Top > Search of International Patents > MEDICINE COMPRISING MODULATOR OF ACTIVITY OF CD300a-EXPRESSING CELL ASSOCIATED WITH ALLERGIC DISEASE, CD300a GENE KNOCK-OUT MOUSE, AND USE OF MODULATOR OF ACTIVITY OF CD300a-EXPRESSING CELL

MEDICINE COMPRISING MODULATOR OF ACTIVITY OF CD300a-EXPRESSING CELL ASSOCIATED WITH ALLERGIC DISEASE, CD300a GENE KNOCK-OUT MOUSE, AND USE OF MODULATOR OF ACTIVITY OF CD300a-EXPRESSING CELL

Foreign code F150008173
Posted date Mar 19, 2015
Country WIPO
International application number 2013JP079890
International publication number WO 2014073529
Date of international filing Nov 5, 2013
Date of international publication May 15, 2014
Priority data
  • P2012-245816 (Nov 7, 2012) JP
Title MEDICINE COMPRISING MODULATOR OF ACTIVITY OF CD300a-EXPRESSING CELL ASSOCIATED WITH ALLERGIC DISEASE, CD300a GENE KNOCK-OUT MOUSE, AND USE OF MODULATOR OF ACTIVITY OF CD300a-EXPRESSING CELL
Abstract Provided are: a medicine for an allergic disease (e.g., atopic dermatitis, asthma); and a tool useful for the analysis of a clinical condition of an allergic disease. A medicine, which contains a substance capable of inhibiting the binding between CD300a and phosphatidyl serine and comprises, as an active ingredient, an activity modulator that can inhibit the inhibitory signal transduction of a myeloid cell capable of expressing CD300a, can be used for treating or preventing an allergic disease.

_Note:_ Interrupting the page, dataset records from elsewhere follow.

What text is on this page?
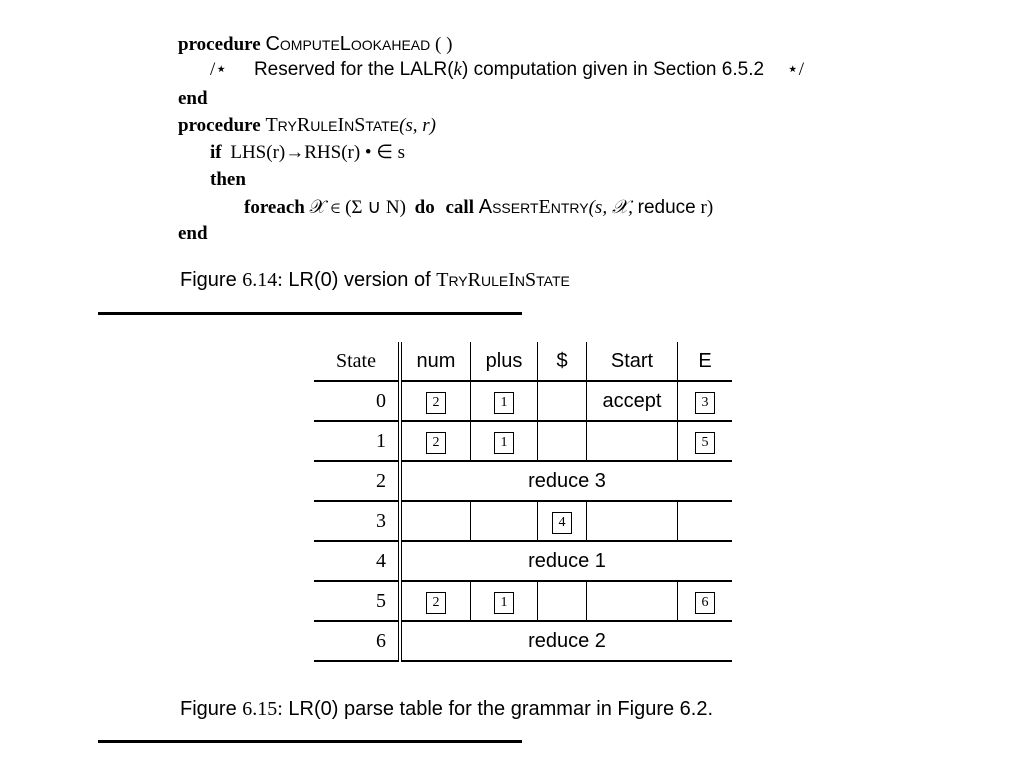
procedure COMPUTELOOKAHEAD ( )
/⋆ Reserved for the LALR(k) computation given in Section 6.5.2 ⋆/
end
procedure TRYRULEINSTATE(s, r)
if LHS(r)→RHS(r) • ∈ s
then
foreach 𝒳 ∈ (Σ ∪ N) do call ASSERTENTRY(s, 𝒳, reduce r)
end
Figure 6.14: LR(0) version of TRYRULEINSTATE
State	num	plus	$	Start	E
0	2	1		accept	3
1	2	1			5
2	reduce 3				
3			4		
4	reduce 1				
5	2	1			6
6	reduce 2				
Figure 6.15: LR(0) parse table for the grammar in Figure 6.2.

A CD300a gene knock-out mouse can be used for analyzing a clinical condition of an allergic disease or screening for a candidate substance that can act as an active ingredient for a therapeutic or prophylactic agent for the allergic disease, as a model mouse that rarely develops the allergic disease when a substance capable of inducing the allergic disease is administered to the mouse.
Outline of related art and contending technology BACKGROUND ART
Host (human or animal body) the pathogen (bacteria, virus, parasite or the like) invasion, endogenous disease-body and the materials are produced, a site of pathogenic infestation or disease-material generated at the site of arterioles after temporarily contraction, expansion, to reach a hyperemia, a site of pathogenic infestation or disease-site material generated locally becomes slow blood flow such as inflammatory reaction may occur.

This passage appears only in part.